Aynanın buharını elimle sildim ve yansıyan görüntüme baktım. Gözlerim heyecandan parlıyordu. Islak cildime ve ıslak saçlarıma baktım sonra da derin bir nefes aldım. Duş almak hep beni rahatlatıyordu, askılıkta duran saç havlusunu aldım ve saçlarımı kurulamaya başlayarak banyodan çıkıp odaya geçtim. Giysi seçmek için dolabımın önüne gelip kapaklarını açtım ve ne giyeceğimi düşünmeye başladım. Bugün yeni işimde ilk günüm bu yüzden daha resmi giyinmeye karar verdim ve dolaptan diz üstü beyaz kot elbisemi çıkardım ve giyinmeye başladım. Saçlarımı yapmak için tekrar banyoya gittim ve maşayı fişe taktıktan sonra makyaj yapmaya başladım. Makyajım bittiğinde kuruyan saçlarımı maşayla dalgalı yaptım ve odaya geri dönüm. Son olarak da takılarımı taktığımda hazırdım, çantamı ve beyaz stiletto ayakkabılarımı aldım ve kapının önüne geldim ve ayakkabılarımı giydim. Kapıyı kilitledikten sonra binadan çıktım ve gelen taksiye bindim.
Sonunda geldiğimde taksiye parayı ödeyip indim ve karşımdaki binaya baktım, tabela da 'YILDIRIM KOLEJİ' yazıyordu, artık burada çalışacaktım. Normalde tercümanlık yapıyordum ama küçüklük hayalim olan asıl mesleği yapmak istemiştim yani artık İngilizce öğretmeniydim. Okul bahçesinde öğrenciler velileriyle vedalaşıyorlardı benim ilk iş günüm olmasının yanında okulun da ilk günüydü ve görüyordum ki öğrenciler de en az benim kadar heyecanlıydı. Okuldan içeriye girdim ve öğretmenler odasına gittim. Çoğu öğretmenlerle önceden tanışmıştım. Odada 3 kişi vardı, kimya öğretmeni Aysel, fizik öğretmeni Gökhan ve beden eğitimi öğretmeni Burak. Burak hocayı hiç gözüm tutmamıştı, çok yavşak bir tipti. Hepsine günaydın deyip yerime oturdum, herkesin bir yeri ve dolabı vardı. Bunu da okulla anlaştığımızda kararlaştırılmıştı. Onlar da bana karşılık vermişlerdi, Aysel hoca gelip yanıma oturdu, tatlı kadındı sanırım kırklı yaşlarının başındaydı.
"Eee" dedi. "Heyecanlı mısın?" diye sordu.
"Biraz heyecanlıyım." dedim ve devam ettim. "Sınıfın tahta kısmında olmak biraz garip geliyor."

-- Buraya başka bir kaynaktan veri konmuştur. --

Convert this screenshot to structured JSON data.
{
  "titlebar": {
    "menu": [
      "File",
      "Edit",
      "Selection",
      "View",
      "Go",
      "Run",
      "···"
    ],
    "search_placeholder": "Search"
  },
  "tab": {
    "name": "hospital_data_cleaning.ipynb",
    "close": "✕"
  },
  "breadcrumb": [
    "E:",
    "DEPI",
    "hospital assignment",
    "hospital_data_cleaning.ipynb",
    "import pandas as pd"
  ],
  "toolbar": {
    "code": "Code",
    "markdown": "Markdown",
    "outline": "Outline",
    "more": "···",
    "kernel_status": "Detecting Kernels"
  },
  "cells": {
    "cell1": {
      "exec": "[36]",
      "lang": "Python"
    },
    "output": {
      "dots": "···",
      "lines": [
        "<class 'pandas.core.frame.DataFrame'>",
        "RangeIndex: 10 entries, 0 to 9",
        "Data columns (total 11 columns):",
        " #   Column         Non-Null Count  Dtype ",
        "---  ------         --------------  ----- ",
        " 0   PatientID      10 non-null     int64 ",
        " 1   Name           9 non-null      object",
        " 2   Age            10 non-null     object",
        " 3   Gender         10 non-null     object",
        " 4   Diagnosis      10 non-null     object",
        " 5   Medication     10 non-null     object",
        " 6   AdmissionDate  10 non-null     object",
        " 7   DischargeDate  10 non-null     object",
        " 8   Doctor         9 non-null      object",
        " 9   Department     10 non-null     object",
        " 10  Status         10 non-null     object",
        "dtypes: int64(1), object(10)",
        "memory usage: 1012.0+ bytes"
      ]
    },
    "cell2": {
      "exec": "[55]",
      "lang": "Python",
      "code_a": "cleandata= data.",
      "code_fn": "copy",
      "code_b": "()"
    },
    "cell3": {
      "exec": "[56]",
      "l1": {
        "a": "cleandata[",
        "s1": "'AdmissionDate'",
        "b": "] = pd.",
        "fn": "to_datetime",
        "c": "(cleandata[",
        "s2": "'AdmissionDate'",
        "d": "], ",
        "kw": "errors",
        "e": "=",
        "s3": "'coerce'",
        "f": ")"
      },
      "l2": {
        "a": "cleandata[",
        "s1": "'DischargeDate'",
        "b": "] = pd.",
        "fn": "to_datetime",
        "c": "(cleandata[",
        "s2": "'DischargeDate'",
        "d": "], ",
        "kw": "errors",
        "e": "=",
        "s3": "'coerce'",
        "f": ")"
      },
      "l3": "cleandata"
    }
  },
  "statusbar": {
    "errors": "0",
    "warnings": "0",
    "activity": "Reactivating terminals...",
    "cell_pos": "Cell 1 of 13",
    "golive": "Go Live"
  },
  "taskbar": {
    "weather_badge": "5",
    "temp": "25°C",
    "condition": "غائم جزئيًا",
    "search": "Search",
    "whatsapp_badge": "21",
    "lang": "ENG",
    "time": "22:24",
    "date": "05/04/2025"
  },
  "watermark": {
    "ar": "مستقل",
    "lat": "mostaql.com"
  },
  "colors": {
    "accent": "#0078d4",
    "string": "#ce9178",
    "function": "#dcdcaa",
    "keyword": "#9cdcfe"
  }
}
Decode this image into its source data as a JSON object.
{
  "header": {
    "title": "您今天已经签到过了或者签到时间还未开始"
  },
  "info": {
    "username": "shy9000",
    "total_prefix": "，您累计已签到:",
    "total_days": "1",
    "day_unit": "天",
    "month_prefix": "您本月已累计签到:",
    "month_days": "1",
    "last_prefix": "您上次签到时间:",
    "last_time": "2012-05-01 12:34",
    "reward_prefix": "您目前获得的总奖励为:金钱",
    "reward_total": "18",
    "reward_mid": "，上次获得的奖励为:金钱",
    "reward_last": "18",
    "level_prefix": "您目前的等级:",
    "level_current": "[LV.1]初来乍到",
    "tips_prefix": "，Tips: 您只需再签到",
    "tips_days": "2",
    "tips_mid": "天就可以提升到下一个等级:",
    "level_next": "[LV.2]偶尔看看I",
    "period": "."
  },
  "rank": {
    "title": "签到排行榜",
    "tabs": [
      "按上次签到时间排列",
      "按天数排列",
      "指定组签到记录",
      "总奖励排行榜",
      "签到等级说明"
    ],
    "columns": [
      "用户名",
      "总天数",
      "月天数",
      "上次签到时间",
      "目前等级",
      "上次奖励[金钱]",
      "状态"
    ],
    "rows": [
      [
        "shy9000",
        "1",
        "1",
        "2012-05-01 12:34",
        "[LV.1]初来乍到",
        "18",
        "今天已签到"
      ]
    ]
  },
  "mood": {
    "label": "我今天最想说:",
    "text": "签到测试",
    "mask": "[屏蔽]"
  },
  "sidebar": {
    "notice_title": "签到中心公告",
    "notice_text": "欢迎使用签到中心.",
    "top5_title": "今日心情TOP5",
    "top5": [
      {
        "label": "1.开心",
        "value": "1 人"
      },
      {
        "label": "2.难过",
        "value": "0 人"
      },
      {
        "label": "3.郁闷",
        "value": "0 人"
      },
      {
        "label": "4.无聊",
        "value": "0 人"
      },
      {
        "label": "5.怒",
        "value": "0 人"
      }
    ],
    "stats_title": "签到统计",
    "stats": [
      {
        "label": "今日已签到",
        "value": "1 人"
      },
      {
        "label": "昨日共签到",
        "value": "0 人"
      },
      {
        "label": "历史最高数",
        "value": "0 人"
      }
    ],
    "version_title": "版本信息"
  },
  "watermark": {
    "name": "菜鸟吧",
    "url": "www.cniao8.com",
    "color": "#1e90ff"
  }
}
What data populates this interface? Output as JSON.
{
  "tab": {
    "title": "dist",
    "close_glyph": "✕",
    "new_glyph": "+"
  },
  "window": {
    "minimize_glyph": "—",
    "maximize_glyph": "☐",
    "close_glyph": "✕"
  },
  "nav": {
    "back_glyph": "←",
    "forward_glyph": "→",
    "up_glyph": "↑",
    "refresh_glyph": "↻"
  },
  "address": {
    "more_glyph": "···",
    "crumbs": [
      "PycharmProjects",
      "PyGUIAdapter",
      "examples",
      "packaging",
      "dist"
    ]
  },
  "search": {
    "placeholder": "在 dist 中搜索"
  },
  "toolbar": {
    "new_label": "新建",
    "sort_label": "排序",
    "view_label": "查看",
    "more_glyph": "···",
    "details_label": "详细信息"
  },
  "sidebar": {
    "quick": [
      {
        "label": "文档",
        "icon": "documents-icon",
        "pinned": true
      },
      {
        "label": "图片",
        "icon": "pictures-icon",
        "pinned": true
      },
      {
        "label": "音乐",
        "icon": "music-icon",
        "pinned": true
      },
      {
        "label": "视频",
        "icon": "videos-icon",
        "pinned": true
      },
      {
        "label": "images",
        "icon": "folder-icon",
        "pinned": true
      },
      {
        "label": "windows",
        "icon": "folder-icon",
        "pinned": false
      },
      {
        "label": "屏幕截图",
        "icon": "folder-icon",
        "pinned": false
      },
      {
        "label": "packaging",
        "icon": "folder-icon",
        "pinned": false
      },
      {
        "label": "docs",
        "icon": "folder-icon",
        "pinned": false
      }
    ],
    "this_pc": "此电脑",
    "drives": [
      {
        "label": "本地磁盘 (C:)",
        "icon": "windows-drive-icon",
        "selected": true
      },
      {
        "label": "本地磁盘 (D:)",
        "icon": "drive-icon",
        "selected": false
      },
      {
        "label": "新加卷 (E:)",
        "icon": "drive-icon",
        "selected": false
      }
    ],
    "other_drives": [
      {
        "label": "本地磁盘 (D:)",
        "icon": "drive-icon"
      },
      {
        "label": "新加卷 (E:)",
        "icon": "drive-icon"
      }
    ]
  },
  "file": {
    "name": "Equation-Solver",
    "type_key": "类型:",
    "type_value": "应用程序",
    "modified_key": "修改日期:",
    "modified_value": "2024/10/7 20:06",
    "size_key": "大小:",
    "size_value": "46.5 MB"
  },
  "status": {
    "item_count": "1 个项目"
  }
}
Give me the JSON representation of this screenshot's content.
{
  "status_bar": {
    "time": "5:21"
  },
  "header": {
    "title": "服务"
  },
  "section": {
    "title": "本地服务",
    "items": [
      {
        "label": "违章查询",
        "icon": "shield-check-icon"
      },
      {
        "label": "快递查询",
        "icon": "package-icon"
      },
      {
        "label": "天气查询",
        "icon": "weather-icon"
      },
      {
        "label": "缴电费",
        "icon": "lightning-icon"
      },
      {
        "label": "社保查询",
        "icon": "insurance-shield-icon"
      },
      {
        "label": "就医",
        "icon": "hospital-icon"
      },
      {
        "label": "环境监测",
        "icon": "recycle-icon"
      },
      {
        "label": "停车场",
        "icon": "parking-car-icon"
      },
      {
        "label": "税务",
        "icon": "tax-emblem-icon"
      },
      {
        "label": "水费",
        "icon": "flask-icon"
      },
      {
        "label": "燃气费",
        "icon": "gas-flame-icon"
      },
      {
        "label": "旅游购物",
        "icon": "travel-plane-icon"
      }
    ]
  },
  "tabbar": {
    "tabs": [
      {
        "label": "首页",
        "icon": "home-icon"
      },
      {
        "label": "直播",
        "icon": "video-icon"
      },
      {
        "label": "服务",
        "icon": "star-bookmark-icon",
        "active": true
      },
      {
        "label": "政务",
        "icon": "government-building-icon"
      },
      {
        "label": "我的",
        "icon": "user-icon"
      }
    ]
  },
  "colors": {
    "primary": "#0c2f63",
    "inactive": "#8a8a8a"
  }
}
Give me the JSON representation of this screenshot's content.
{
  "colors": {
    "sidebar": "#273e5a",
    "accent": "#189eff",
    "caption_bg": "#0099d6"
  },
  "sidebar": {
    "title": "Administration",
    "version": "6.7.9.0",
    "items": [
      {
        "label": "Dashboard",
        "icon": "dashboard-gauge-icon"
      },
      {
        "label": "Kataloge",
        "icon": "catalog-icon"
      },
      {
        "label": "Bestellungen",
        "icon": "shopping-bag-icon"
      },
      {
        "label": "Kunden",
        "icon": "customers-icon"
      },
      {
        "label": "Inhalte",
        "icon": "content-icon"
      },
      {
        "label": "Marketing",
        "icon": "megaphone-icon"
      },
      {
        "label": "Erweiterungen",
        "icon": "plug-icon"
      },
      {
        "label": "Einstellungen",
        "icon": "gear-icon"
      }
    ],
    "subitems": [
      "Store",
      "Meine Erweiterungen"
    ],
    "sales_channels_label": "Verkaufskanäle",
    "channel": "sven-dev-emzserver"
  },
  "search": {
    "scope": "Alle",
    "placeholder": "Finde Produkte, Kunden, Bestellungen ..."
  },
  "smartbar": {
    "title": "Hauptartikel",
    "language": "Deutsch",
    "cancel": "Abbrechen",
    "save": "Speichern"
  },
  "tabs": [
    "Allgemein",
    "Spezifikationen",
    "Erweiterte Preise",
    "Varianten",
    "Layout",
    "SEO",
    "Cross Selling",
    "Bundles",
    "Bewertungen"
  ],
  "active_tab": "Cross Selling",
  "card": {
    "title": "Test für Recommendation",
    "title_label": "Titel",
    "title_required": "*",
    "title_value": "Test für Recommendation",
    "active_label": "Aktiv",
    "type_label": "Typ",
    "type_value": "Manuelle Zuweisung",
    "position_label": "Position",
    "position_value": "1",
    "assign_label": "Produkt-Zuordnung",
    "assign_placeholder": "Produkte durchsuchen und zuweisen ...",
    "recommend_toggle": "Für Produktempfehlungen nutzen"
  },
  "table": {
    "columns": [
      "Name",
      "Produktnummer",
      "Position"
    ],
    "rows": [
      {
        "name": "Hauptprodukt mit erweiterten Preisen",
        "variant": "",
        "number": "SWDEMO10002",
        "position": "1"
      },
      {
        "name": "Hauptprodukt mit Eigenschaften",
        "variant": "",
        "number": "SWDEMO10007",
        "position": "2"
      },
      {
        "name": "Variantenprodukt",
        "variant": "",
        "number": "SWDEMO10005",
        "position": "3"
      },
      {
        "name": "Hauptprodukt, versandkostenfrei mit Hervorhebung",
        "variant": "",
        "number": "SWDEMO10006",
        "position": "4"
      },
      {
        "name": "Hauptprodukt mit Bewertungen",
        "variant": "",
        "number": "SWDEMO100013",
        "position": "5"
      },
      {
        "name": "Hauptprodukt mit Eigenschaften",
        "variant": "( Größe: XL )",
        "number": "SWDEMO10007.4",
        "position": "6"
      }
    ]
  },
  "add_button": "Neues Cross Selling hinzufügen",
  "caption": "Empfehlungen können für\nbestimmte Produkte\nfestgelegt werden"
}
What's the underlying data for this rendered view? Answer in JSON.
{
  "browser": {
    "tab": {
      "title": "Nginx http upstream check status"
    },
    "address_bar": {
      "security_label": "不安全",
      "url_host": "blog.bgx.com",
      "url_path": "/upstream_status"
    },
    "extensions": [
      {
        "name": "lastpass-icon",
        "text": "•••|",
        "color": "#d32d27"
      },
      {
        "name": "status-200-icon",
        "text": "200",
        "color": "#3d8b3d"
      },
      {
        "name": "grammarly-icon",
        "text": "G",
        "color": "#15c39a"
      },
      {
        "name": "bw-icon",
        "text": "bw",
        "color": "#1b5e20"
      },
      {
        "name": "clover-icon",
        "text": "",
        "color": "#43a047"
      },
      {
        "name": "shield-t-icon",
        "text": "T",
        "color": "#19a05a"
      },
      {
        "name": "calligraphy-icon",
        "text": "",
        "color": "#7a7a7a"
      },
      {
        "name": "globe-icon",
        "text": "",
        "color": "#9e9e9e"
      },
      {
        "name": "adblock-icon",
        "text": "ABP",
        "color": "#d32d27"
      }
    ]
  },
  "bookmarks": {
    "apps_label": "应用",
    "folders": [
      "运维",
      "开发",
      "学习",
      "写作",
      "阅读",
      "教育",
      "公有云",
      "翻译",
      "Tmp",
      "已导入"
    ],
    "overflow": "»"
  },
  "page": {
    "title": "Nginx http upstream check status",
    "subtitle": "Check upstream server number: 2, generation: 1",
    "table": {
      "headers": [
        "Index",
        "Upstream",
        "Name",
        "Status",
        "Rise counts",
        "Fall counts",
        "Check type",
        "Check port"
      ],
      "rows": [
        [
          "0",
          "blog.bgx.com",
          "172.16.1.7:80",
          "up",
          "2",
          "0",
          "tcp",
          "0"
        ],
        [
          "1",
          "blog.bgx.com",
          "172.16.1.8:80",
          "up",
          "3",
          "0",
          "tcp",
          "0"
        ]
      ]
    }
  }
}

Aysel hoca kibarca güldü ve "Merak etme alışırsın." dedi ve sır veriyormuş gibi yaklaşıp "Hem tahta tarafında olmak emin ol daha eğlenceli." dedi.
Onun bu haline güldüm. "Teşekkür ederim, rahatladım şimdi." dedim. Bana gülümseyip kalktı ve yerine geçti. Bende kalktım ve eşyalarımı dolabıma koydum, bu sırada diğer öğretmenlerde gelmişti. Onlarla da bir günaydın merasiminden sonra ders saatine kadar sohbet ettik.